Ternyata ada ceritanya. Ketika masih tinggal di Malang, tepatnya saat masih sekolah di SMAN 5 Malang, Heri Prasetyo adalah ketua sanggar tari dan wayang orang di kampungnya. Namanya Madyopuro. Nah, di sanggar itu ada dua nama Heri. Dua nama di satu sanggar, tentu saja bikin repot yang lainnya. Repot manggilnya. “Masak harus manggil nama panjang. Nggak lucu kan,” cerita Heri.
Akhirnya, semacam ada kesepakatan jika dua nama Heri itu dibedakan dengan nama belakang yang tak sama. Dipilihlah nama makanan yang sehari-hari menjadi lauk. Heri Prasetyo kebagian nama lentho, sementara Heri yang satunya pakai nama peyek. “Jadilah saya dipanggi Heri Lentho, dan teman saya pakai nama Heri Peyek,” kelakarnya. 
Tak berhenti sampai di situ, nama Lentho semakin kukuh menjadi identitas Heri Prasetyo ketika di tahun 1990, ia sukses mementaskan karya berjudul Lentho di perhelatan Sasata Kasira di Gedung Cak Durasim, Surabaya. Karya tari itu berupa tarian tunggal yang diiringi puisi karya WS Rendra. “Ya sejak saat itu, Lentho melekat pada diri saya. Orang kenalnya ya Heri Lentho, bukan Heri Prasetyo lagi,” jelas Heri Lentho yang sejak dulu memilih berkepala pelontos. Kepala pelontos juga diidentikkan dengan lentho lho.
Koreografer yang aktif menghasilkan karya ini mengaku, keluarga punya andil besar dalam membentuk nilai-nilai yang ia pegang saat ini. Heri Lentho mengaku lahir dari keluarga sederhana, tapi begitu mencintai tanah air.
Sang ibu lah yang membuat darah merah putih begitu melekat dalam dirinya.  Ibunya dulu adalah seorang juru masak gerilya yang pernah diculik dan dijadikan tukang masak. Kisah-kisah yang ibunya alami dulu, masih sangat melekat di benaknya hingga kini. “ Bagaimana ibu dulu ketika tidur didatangi pasukan berpakaian serba hitam, kemudian disunggi melewati sungai. Itu sekarang masih lekat di ingatan saya,dan banyak kisah perjuangan lain,” paparnya.

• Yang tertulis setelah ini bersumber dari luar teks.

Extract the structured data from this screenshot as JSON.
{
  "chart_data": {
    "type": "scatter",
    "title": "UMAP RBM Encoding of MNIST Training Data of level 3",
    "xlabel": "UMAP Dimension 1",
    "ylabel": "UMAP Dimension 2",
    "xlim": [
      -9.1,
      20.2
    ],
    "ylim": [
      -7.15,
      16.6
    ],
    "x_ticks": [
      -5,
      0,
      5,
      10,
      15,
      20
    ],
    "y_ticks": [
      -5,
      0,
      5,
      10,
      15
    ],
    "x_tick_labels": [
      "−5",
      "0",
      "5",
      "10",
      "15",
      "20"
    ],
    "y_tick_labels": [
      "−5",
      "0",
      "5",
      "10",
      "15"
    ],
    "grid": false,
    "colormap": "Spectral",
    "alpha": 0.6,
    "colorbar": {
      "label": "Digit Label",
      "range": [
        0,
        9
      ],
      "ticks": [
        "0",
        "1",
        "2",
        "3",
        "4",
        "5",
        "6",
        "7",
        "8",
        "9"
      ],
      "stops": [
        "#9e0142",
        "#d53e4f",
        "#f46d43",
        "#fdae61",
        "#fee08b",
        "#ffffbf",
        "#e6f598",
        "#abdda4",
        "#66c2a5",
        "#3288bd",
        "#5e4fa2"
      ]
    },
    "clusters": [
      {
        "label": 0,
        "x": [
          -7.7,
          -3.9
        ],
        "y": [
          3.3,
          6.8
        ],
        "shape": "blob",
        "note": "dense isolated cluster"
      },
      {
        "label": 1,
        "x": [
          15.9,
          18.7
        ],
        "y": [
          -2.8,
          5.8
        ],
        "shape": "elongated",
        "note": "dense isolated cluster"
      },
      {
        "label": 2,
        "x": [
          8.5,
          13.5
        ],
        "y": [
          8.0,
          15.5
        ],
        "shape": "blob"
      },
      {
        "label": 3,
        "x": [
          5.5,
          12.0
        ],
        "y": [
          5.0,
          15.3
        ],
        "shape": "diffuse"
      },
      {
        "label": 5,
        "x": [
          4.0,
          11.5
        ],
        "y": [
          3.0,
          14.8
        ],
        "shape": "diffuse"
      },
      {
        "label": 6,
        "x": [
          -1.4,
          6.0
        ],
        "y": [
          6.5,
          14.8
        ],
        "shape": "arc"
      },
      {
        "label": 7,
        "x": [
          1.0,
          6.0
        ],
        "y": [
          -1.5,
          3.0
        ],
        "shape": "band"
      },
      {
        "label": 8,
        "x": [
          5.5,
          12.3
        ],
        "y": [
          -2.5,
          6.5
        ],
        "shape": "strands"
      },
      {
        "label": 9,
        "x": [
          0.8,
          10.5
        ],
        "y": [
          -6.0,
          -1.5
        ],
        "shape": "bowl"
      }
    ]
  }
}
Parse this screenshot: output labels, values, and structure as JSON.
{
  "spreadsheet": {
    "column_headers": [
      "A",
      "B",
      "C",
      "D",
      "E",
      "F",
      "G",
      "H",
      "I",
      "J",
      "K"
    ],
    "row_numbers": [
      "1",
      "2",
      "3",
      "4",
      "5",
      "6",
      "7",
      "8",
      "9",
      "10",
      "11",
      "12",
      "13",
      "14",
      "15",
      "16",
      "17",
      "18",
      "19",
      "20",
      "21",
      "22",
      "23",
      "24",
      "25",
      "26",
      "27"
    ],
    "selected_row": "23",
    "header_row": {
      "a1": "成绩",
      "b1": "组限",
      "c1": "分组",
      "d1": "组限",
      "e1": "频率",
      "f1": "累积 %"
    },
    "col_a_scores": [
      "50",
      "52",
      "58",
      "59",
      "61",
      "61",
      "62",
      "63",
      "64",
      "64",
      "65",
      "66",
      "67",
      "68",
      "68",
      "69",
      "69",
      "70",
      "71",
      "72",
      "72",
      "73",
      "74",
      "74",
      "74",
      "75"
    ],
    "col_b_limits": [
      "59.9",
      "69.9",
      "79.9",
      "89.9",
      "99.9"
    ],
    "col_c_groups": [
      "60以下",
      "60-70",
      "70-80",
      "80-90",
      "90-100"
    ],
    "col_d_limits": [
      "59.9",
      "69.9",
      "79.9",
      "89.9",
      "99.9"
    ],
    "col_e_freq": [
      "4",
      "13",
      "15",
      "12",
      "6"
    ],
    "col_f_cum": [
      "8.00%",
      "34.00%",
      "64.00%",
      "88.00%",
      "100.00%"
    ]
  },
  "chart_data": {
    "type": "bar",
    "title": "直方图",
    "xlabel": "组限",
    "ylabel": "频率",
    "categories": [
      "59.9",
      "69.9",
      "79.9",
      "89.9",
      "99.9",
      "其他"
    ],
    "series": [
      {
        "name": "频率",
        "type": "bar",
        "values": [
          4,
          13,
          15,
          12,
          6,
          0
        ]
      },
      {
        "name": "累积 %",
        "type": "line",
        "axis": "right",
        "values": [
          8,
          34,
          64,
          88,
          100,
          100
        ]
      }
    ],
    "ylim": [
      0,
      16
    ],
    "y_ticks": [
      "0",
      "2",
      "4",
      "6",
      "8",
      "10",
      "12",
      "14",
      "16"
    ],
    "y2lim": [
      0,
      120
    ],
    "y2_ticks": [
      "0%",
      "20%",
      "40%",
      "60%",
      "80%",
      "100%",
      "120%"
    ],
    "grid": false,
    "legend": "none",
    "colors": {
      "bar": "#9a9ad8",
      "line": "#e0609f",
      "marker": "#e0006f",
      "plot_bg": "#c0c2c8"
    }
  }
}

Pengalaman heroik lain juga ia dapatkan dari sang paman. Pamannya adalah seorang veteran gerilya yang kehilangan penglihatan setelah berperang. Heri kecil memiliki tugas sebagai penuntun si paman tadi. Namun sesuatu yang tak pernah ia lupa hingga kini adalah, sebagai imbalan menuntun sang paman, ia selalu mendapat hadiah. Hadiahnya adalah dinyanyikan lagu-lagu perjuangan.  Lamat-lamat ia bernyanyi. “ Gerilya kita tetap gerilya. Tentara Nasional Indonesia selalu bergembira di mana pun berada. Gerilya sekali lagi gerilya.“  Begitu ia nyanyikan lagu kenangan perjuangan itu hingga habis. Suatu momen wawancara yang sangat jarang terjadi semacam ini.

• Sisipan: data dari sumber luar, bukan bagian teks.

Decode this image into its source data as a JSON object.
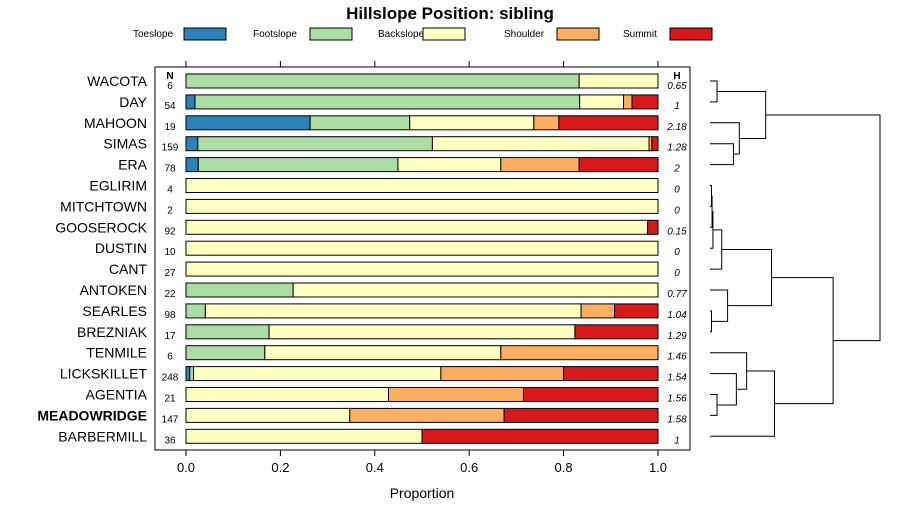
{
  "chart_data": {
    "type": "stacked-bar-horizontal",
    "title": "Hillslope Position: sibling",
    "xlabel": "Proportion",
    "xlim": [
      0,
      1
    ],
    "x_ticks": [
      "0.0",
      "0.2",
      "0.4",
      "0.6",
      "0.8",
      "1.0"
    ],
    "x_tick_values": [
      0,
      0.2,
      0.4,
      0.6,
      0.8,
      1.0
    ],
    "n_header": "N",
    "h_header": "H",
    "legend": [
      {
        "name": "Toeslope",
        "color": "#2b83ba"
      },
      {
        "name": "Footslope",
        "color": "#abdda4"
      },
      {
        "name": "Backslope",
        "color": "#ffffbf"
      },
      {
        "name": "Shoulder",
        "color": "#fdae61"
      },
      {
        "name": "Summit",
        "color": "#d7191c"
      }
    ],
    "rows": [
      {
        "label": "WACOTA",
        "bold": false,
        "n": "6",
        "h": "0.65",
        "values": [
          0,
          0.833,
          0.167,
          0,
          0
        ]
      },
      {
        "label": "DAY",
        "bold": false,
        "n": "54",
        "h": "1",
        "values": [
          0.019,
          0.815,
          0.093,
          0.018,
          0.055
        ]
      },
      {
        "label": "MAHOON",
        "bold": false,
        "n": "19",
        "h": "2.18",
        "values": [
          0.263,
          0.211,
          0.263,
          0.053,
          0.21
        ]
      },
      {
        "label": "SIMAS",
        "bold": false,
        "n": "159",
        "h": "1.28",
        "values": [
          0.025,
          0.497,
          0.459,
          0.006,
          0.013
        ]
      },
      {
        "label": "ERA",
        "bold": false,
        "n": "78",
        "h": "2",
        "values": [
          0.026,
          0.423,
          0.218,
          0.166,
          0.167
        ]
      },
      {
        "label": "EGLIRIM",
        "bold": false,
        "n": "4",
        "h": "0",
        "values": [
          0,
          0,
          1,
          0,
          0
        ]
      },
      {
        "label": "MITCHTOWN",
        "bold": false,
        "n": "2",
        "h": "0",
        "values": [
          0,
          0,
          1,
          0,
          0
        ]
      },
      {
        "label": "GOOSEROCK",
        "bold": false,
        "n": "92",
        "h": "0.15",
        "values": [
          0,
          0,
          0.978,
          0,
          0.022
        ]
      },
      {
        "label": "DUSTIN",
        "bold": false,
        "n": "10",
        "h": "0",
        "values": [
          0,
          0,
          1,
          0,
          0
        ]
      },
      {
        "label": "CANT",
        "bold": false,
        "n": "27",
        "h": "0",
        "values": [
          0,
          0,
          1,
          0,
          0
        ]
      },
      {
        "label": "ANTOKEN",
        "bold": false,
        "n": "22",
        "h": "0.77",
        "values": [
          0,
          0.227,
          0.773,
          0,
          0
        ]
      },
      {
        "label": "SEARLES",
        "bold": false,
        "n": "98",
        "h": "1.04",
        "values": [
          0,
          0.041,
          0.796,
          0.071,
          0.092
        ]
      },
      {
        "label": "BREZNIAK",
        "bold": false,
        "n": "17",
        "h": "1.29",
        "values": [
          0,
          0.176,
          0.648,
          0,
          0.176
        ]
      },
      {
        "label": "TENMILE",
        "bold": false,
        "n": "6",
        "h": "1.46",
        "values": [
          0,
          0.167,
          0.5,
          0.333,
          0
        ]
      },
      {
        "label": "LICKSKILLET",
        "bold": false,
        "n": "248",
        "h": "1.54",
        "values": [
          0.008,
          0.008,
          0.524,
          0.26,
          0.2
        ]
      },
      {
        "label": "AGENTIA",
        "bold": false,
        "n": "21",
        "h": "1.56",
        "values": [
          0,
          0,
          0.429,
          0.286,
          0.285
        ]
      },
      {
        "label": "MEADOWRIDGE",
        "bold": true,
        "n": "147",
        "h": "1.58",
        "values": [
          0,
          0,
          0.347,
          0.327,
          0.326
        ]
      },
      {
        "label": "BARBERMILL",
        "bold": false,
        "n": "36",
        "h": "1",
        "values": [
          0,
          0,
          0.5,
          0,
          0.5
        ]
      }
    ],
    "dendrogram": {
      "description": "hierarchical clustering of rows; merge heights in arbitrary distance units (0 = leaf, larger = further right)",
      "merges": [
        {
          "a": 0,
          "b": 1,
          "height": 0.24
        },
        {
          "a": 3,
          "b": 4,
          "height": 0.8
        },
        {
          "a": 2,
          "b": "m1",
          "height": 1.0
        },
        {
          "a": "m0",
          "b": "m2",
          "height": 1.9
        },
        {
          "a": 5,
          "b": 6,
          "height": 0.05
        },
        {
          "a": "m4",
          "b": 7,
          "height": 0.07
        },
        {
          "a": "m5",
          "b": 8,
          "height": 0.1
        },
        {
          "a": "m6",
          "b": 9,
          "height": 0.4
        },
        {
          "a": 11,
          "b": 12,
          "height": 0.05
        },
        {
          "a": 10,
          "b": "m8",
          "height": 0.6
        },
        {
          "a": "m7",
          "b": "m9",
          "height": 2.1
        },
        {
          "a": 15,
          "b": 16,
          "height": 0.24
        },
        {
          "a": 14,
          "b": "m11",
          "height": 0.9
        },
        {
          "a": 13,
          "b": "m12",
          "height": 1.25
        },
        {
          "a": "m13",
          "b": 17,
          "height": 2.2
        },
        {
          "a": "m10",
          "b": "m14",
          "height": 4.2
        },
        {
          "a": "m3",
          "b": "m15",
          "height": 5.8
        }
      ]
    }
  }
}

 Bahkan akunya, hadiah yang ia terima dari sang paman tak hanya satu dua, namun banyak, dan semua masih ia hafal. Lagu-lagu dan cerita itu pun ia turunkan pada anak-anaknya sejak kecil. Ia berharap darah merah putih tetap mengalir pada generasinya.
Heri  juga sangat bangga dengan sikap yang diturunkan oleh sang nenek. Dari neneklah, ia belajar nilai-nilai kedisiplinan. Meski koreografer adalah seorang seniman, namun ia memegang prinsip disiplin diri. Misalnya selalu tepat waktu dalam setiap janji bertemu.

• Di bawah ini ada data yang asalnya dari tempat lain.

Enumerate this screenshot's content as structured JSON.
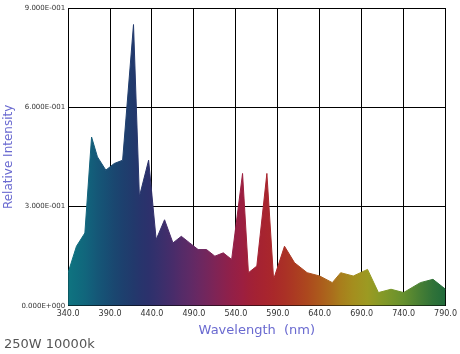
{
  "chart_data": {
    "type": "area",
    "subtitle": "250W 10000k",
    "x_label": "Wavelength  (nm)",
    "y_label": "Relative Intensity",
    "x": [
      340,
      350,
      360,
      368,
      375,
      385,
      395,
      405,
      418,
      425,
      436,
      445,
      455,
      465,
      475,
      485,
      495,
      505,
      515,
      525,
      535,
      548,
      555,
      565,
      577,
      585,
      598,
      610,
      625,
      640,
      655,
      665,
      680,
      697,
      710,
      725,
      740,
      760,
      775,
      790
    ],
    "values": [
      0.1,
      0.18,
      0.22,
      0.51,
      0.45,
      0.41,
      0.43,
      0.44,
      0.85,
      0.33,
      0.44,
      0.2,
      0.26,
      0.19,
      0.21,
      0.19,
      0.17,
      0.17,
      0.15,
      0.16,
      0.14,
      0.4,
      0.1,
      0.12,
      0.4,
      0.08,
      0.18,
      0.13,
      0.1,
      0.09,
      0.07,
      0.1,
      0.09,
      0.11,
      0.04,
      0.05,
      0.04,
      0.07,
      0.08,
      0.05
    ],
    "colors": [
      "#0f7480",
      "#0f6d7e",
      "#11667c",
      "#135e7a",
      "#155777",
      "#174f74",
      "#1a4770",
      "#1d406e",
      "#22396c",
      "#26356c",
      "#2c316c",
      "#34306c",
      "#3e2e6b",
      "#482c6a",
      "#542b68",
      "#5e2a66",
      "#692862",
      "#73265c",
      "#7e2456",
      "#88224f",
      "#922048",
      "#9c1f40",
      "#a02039",
      "#a42233",
      "#a8252e",
      "#a9282a",
      "#aa3026",
      "#ab3a22",
      "#ac481e",
      "#ac5a1c",
      "#aa6e1c",
      "#a87e1c",
      "#a48e1e",
      "#9c9a22",
      "#8a9a26",
      "#78962a",
      "#66902e",
      "#467e34",
      "#307238",
      "#206a3a"
    ],
    "xlim": [
      340,
      790
    ],
    "xticks": [
      {
        "value": 340,
        "label": "340.0"
      },
      {
        "value": 390,
        "label": "390.0"
      },
      {
        "value": 440,
        "label": "440.0"
      },
      {
        "value": 490,
        "label": "490.0"
      },
      {
        "value": 540,
        "label": "540.0"
      },
      {
        "value": 590,
        "label": "590.0"
      },
      {
        "value": 640,
        "label": "640.0"
      },
      {
        "value": 690,
        "label": "690.0"
      },
      {
        "value": 740,
        "label": "740.0"
      },
      {
        "value": 790,
        "label": "790.0"
      }
    ],
    "ylim": [
      0,
      0.9
    ],
    "yticks": [
      {
        "value": 0,
        "label": "0.000E+000"
      },
      {
        "value": 0.3,
        "label": "3.000E-001"
      },
      {
        "value": 0.6,
        "label": "6.000E-001"
      },
      {
        "value": 0.9,
        "label": "9.000E-001"
      }
    ],
    "grid": true
  }
}
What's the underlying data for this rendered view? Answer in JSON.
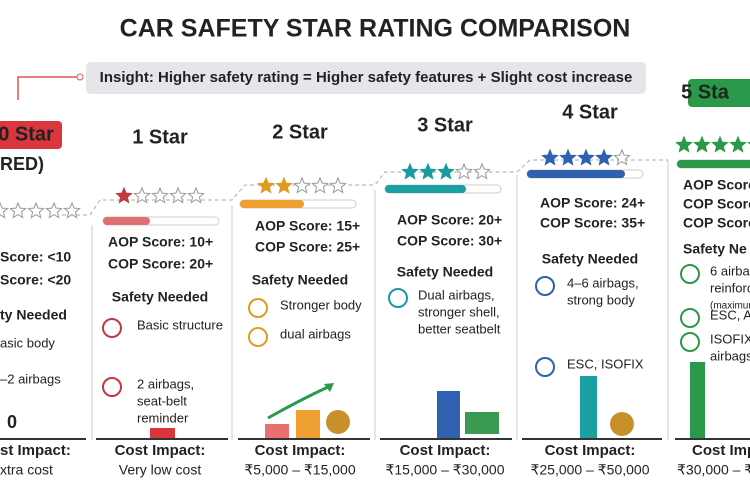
{
  "header": {
    "title": "CAR SAFETY STAR RATING COMPARISON",
    "insight": "Insight: Higher safety rating = Higher safety features + Slight cost increase"
  },
  "columns": [
    {
      "rating": "0 Star",
      "rating_note": "RED)",
      "scores": [
        "Score: <10",
        "Score: <20"
      ],
      "safety_title": "ty Needed",
      "items": [
        [
          "asic body"
        ],
        [
          "–2 airbags"
        ]
      ],
      "cost_amount": "0",
      "cost_title": "st Impact:",
      "cost_value": "xtra cost"
    },
    {
      "rating": "1 Star",
      "scores": [
        "AOP Score: 10+",
        "COP Score: 20+"
      ],
      "safety_title": "Safety Needed",
      "items": [
        [
          "Basic structure"
        ],
        [
          "2 airbags,",
          "seat-belt",
          "reminder"
        ]
      ],
      "cost_title": "Cost Impact:",
      "cost_value": "Very low cost"
    },
    {
      "rating": "2 Star",
      "scores": [
        "AOP Score: 15+",
        "COP Score: 25+"
      ],
      "safety_title": "Safety Needed",
      "items": [
        [
          "Stronger body"
        ],
        [
          "dual airbags"
        ]
      ],
      "cost_title": "Cost Impact:",
      "cost_value": "₹5,000 – ₹15,000"
    },
    {
      "rating": "3 Star",
      "scores": [
        "AOP Score: 20+",
        "COP Score: 30+"
      ],
      "safety_title": "Safety Needed",
      "items": [
        [
          "Dual airbags,",
          "stronger shell,",
          "better seatbelt"
        ]
      ],
      "cost_title": "Cost Impact:",
      "cost_value": "₹15,000 – ₹30,000"
    },
    {
      "rating": "4 Star",
      "scores": [
        "AOP Score: 24+",
        "COP Score: 35+"
      ],
      "safety_title": "Safety Needed",
      "items": [
        [
          "4–6 airbags,",
          "strong body"
        ],
        [
          "ESC, ISOFIX"
        ]
      ],
      "cost_title": "Cost Impact:",
      "cost_value": "₹25,000 – ₹50,000"
    },
    {
      "rating": "5 Sta",
      "scores": [
        "AOP Score",
        "COP Score",
        "COP Score"
      ],
      "safety_title": "Safety Ne",
      "items": [
        [
          "6 airba",
          "reinforc",
          "(maximum"
        ],
        [
          "ESC, A"
        ],
        [
          "ISOFIX",
          "airbags"
        ]
      ],
      "cost_title": "Cost Impact",
      "cost_value": "₹30,000 – ₹"
    }
  ]
}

Layaknya semangat juang dari keluarganya juga menurun ke dirinya. Meski tak ada biaya, Heri memimpikan pendidikan yang baik. Di tempat kelahirannya, Malang, Heri harus lari marathon ke kota untuk sampai di sekolah. Ia belajar bagaimana tidak kalah pada keadaan.
Hingga kini, ia masih menaruh rasa kagum kepada sang paman. Meski cacat karena berperang, sang veteran idolanya ini tidak mengurus tunjangan atau pensiunan pada pemerintah. Kalau kata sang paman, hal itu mencederai   kodratnya sebagai pejuang. Melihat perjuangan tulus keluarganya, timbul perasaan malu dalam dirinya kalau lelahnya dalam berkarya menggerakkan anak muda, dibarengi dengan keluhan. (*)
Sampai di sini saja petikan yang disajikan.